Ryan Moore is turning into the PGA Tour's version of the Tooth Fairy: No matter how hard you try to stay awake and catch him in the act, you’ll inevitably fall asleep and wake up to a pleasant surprise in the morning.
For the second straight year, Moore gave U.S. golf fans a reason to feel a little richer when they lifted their heads off the pillow, as he successfully defended his CIMB Classic title in Kuala Lumpur for his fourth career victory.
Just four events into the current season, Moore becomes the first player to build on a 2013-14 triumph and now owns wins in each of the last three calendar years - easily the most unheralded player to accomplish that feat.
It's all about timing, really. Claim one during the dog days of summer, when sports fans are clamoring to be entertained and the schedule fits nicely into the pre-dinnertime viewing window, and a player will be afforded all the spoils of such an accomplishment: They'll be a household name for 15 minutes, the talk of the local 19th hole, maybe even start trending on Twitter.
Win one when the fans back home are largely studying the backs of their eyelids, though, and a player will somehow be derided as less worthy, despite the fact that seeing and believing need not be mutually exclusive concepts.
At some point later this season, a graphic will flash on TV screens across the nation touting Moore's four career wins - he won the late-season Wyndham Championship in 2009 and the even later-season Shriners Hospitals Open in 2012 - and it will be met with cartoonish head-shaking in disbelief, simply because even the most stout observers didn’t catch all of the action.
Moore doesn’t deserve such scrutiny, though. He not only won these events fair and square, he won some pretty good ones, at that.
This year’s edition of the CIMB might have provided the most eclectic field in recent memory – it felt as if someone had picked exemptions out of a hat that included names of all the world’s top-500 players – but that doesn’t mean there wasn’t viable competition. Just behind him on the leaderboard were Sergio Garcia and Gary Woodland, providing instant credibility for anyone who didn’t see him with their own eyes.
Too often, we fall victim to over-praising the flavor of the week.

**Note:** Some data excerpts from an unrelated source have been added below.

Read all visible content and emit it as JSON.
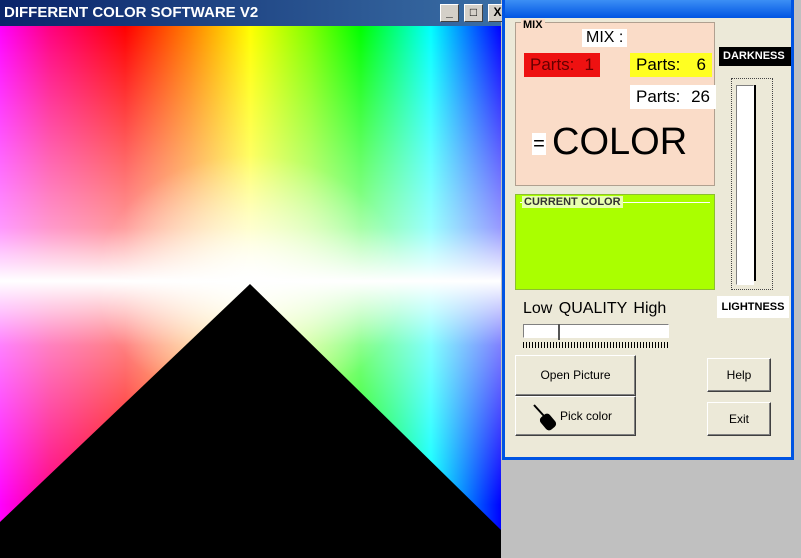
{
  "picture_window": {
    "title": "DIFFERENT COLOR SOFTWARE  V2",
    "buttons": {
      "minimize": "_",
      "maximize": "□",
      "close": "X"
    }
  },
  "mix_panel": {
    "caption": "MIX",
    "title": "MIX :",
    "parts": [
      {
        "label": "Parts:",
        "value": "1",
        "color": "#ee1111"
      },
      {
        "label": "Parts:",
        "value": "6",
        "color": "#ffff22"
      },
      {
        "label": "Parts:",
        "value": "26",
        "color": "#ffffff"
      }
    ],
    "equals": "=",
    "result_word": "COLOR"
  },
  "current_color": {
    "caption": "CURRENT COLOR",
    "value": "#aaff00"
  },
  "darkness_label": "DARKNESS",
  "lightness_label": "LIGHTNESS",
  "quality": {
    "label": "Low  QUALITY  High",
    "level": 0.25
  },
  "buttons": {
    "open_picture": "Open Picture",
    "pick_color": "Pick color",
    "help": "Help",
    "exit": "Exit"
  },
  "icons": {
    "pick_color": "eyedropper-icon"
  }
}
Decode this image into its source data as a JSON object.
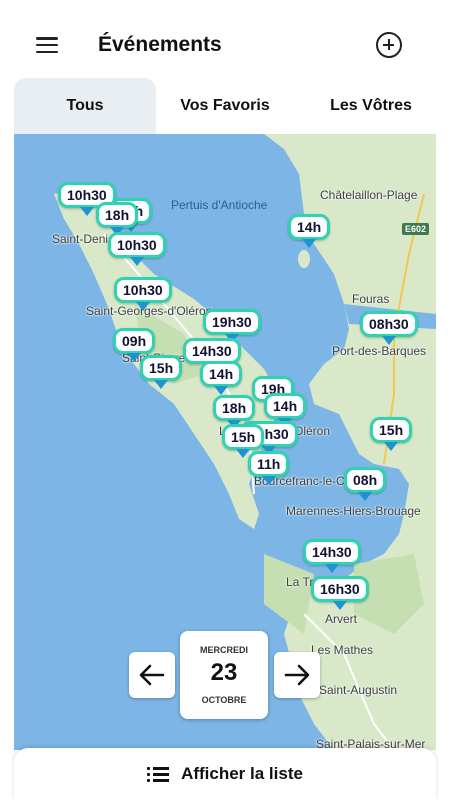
{
  "appbar": {
    "title": "Événements",
    "menu_icon": "hamburger-menu-icon",
    "add_icon": "plus-circle-icon"
  },
  "tabs": [
    {
      "label": "Tous",
      "active": true
    },
    {
      "label": "Vos Favoris",
      "active": false
    },
    {
      "label": "Les Vôtres",
      "active": false
    }
  ],
  "map": {
    "place_labels": [
      "Châtelaillon-Plage",
      "Saint-Denis-d'Oléron",
      "Saint-Georges-d'Oléron",
      "Fouras",
      "Port-des-Barques",
      "Saint-Pierre-d'Oléron",
      "Le Château-d'Oléron",
      "Bourcefranc-le-Chapus",
      "Marennes-Hiers-Brouage",
      "La Tremblade",
      "Arvert",
      "Les Mathes",
      "Saint-Augustin",
      "Saint-Palais-sur-Mer"
    ],
    "sea_label": "Pertuis d'Antioche",
    "road_badge": "E602",
    "markers": [
      "10h30",
      "19h",
      "18h",
      "10h30",
      "14h",
      "10h30",
      "19h30",
      "08h30",
      "09h",
      "14h30",
      "15h",
      "14h",
      "19h",
      "18h",
      "14h",
      "19h30",
      "15h",
      "15h",
      "11h",
      "08h",
      "14h30",
      "16h30"
    ]
  },
  "date": {
    "weekday": "MERCREDI",
    "day": "23",
    "month": "OCTOBRE",
    "prev_icon": "arrow-left-icon",
    "next_icon": "arrow-right-icon"
  },
  "list_button": {
    "label": "Afficher la liste",
    "icon": "list-icon"
  },
  "colors": {
    "sea": "#7db6e6",
    "land": "#d8e8c8",
    "marker_border": "#2fd3b2",
    "marker_tail": "#1e93cf",
    "tab_active_bg": "#e9eef2"
  }
}
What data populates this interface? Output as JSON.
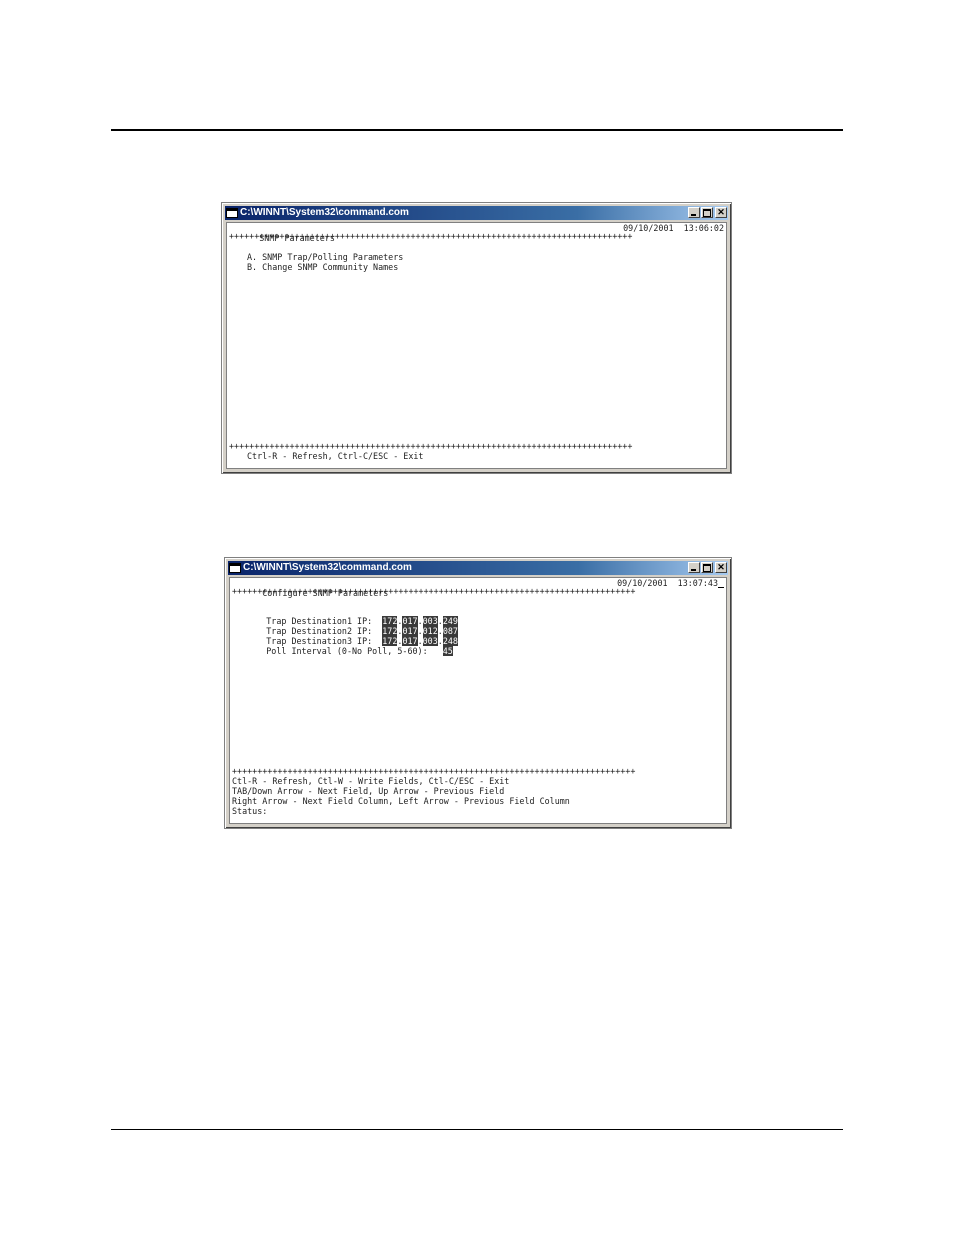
{
  "window1": {
    "title": "C:\\WINNT\\System32\\command.com",
    "screen_title": "SNMP Parameters",
    "date": "09/10/2001",
    "time": "13:06:02",
    "separator": "++++++++++++++++++++++++++++++++++++++++++++++++++++++++++++++++++++++++++++++++",
    "menu_items": [
      "A. SNMP Trap/Polling Parameters",
      "B. Change SNMP Community Names"
    ],
    "footer": "Ctrl-R - Refresh, Ctrl-C/ESC - Exit"
  },
  "window2": {
    "title": "C:\\WINNT\\System32\\command.com",
    "screen_title": "Configure SNMP Parameters",
    "date": "09/10/2001",
    "time": "13:07:43",
    "separator": "++++++++++++++++++++++++++++++++++++++++++++++++++++++++++++++++++++++++++++++++",
    "fields": [
      {
        "label": "Trap Destination1 IP:",
        "octets": [
          "172",
          "017",
          "003",
          "249"
        ]
      },
      {
        "label": "Trap Destination2 IP:",
        "octets": [
          "172",
          "017",
          "012",
          "087"
        ]
      },
      {
        "label": "Trap Destination3 IP:",
        "octets": [
          "172",
          "017",
          "003",
          "248"
        ]
      }
    ],
    "poll_label": "Poll Interval (0-No Poll, 5-60):",
    "poll_value": "45",
    "help_lines": [
      "Ctl-R - Refresh, Ctl-W - Write Fields, Ctl-C/ESC - Exit",
      "TAB/Down Arrow - Next Field, Up Arrow - Previous Field",
      "Right Arrow - Next Field Column, Left Arrow - Previous Field Column"
    ],
    "status_label": "Status:"
  }
}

A player vanquishes a strong list of contenders and, well, it’s hard to see how and why he can’t do that more often. Whether it’s parity or simply the cyclical nature of the game, it usually doesn’t come to pass, our attention is instead directed toward subsequent champions.
With that in mind, and even though he didn’t follow wins in either of the last two years with more of ‘em, at 31 years old, Moore has the feel of a guy on the verge of breaking into his prime. If the ol’ eyeball test doesn’t do it for you – especially if those eyeballs were closed while he was winning – then check the numbers.
The PGA Tour’s all-around statistic is a telling barometer for which players do everything well, and can often predict which ones are simply waiting for their turn in the spotlight. Last season, Moore finished 12th in this ranking, which tells us he does everything well, from driving accuracy (ranked ninth) to ball-striking (23rd) to the all-important act of making birdies (21st).
This isn’t anything we didn’t know about him nearly a decade ago, when he was an all-everything amateur at UNLV and seemed like the next big thing on the pro circuit.
Moore’s career has been fraught with close calls and near-misses – his four wins are backed by eight other top-three finishes – but he’s steadily been improving and learning how to win, even if it was under cover of darkness back in his home country.
Even if you didn’t see it, don’t fail to believe that it happened.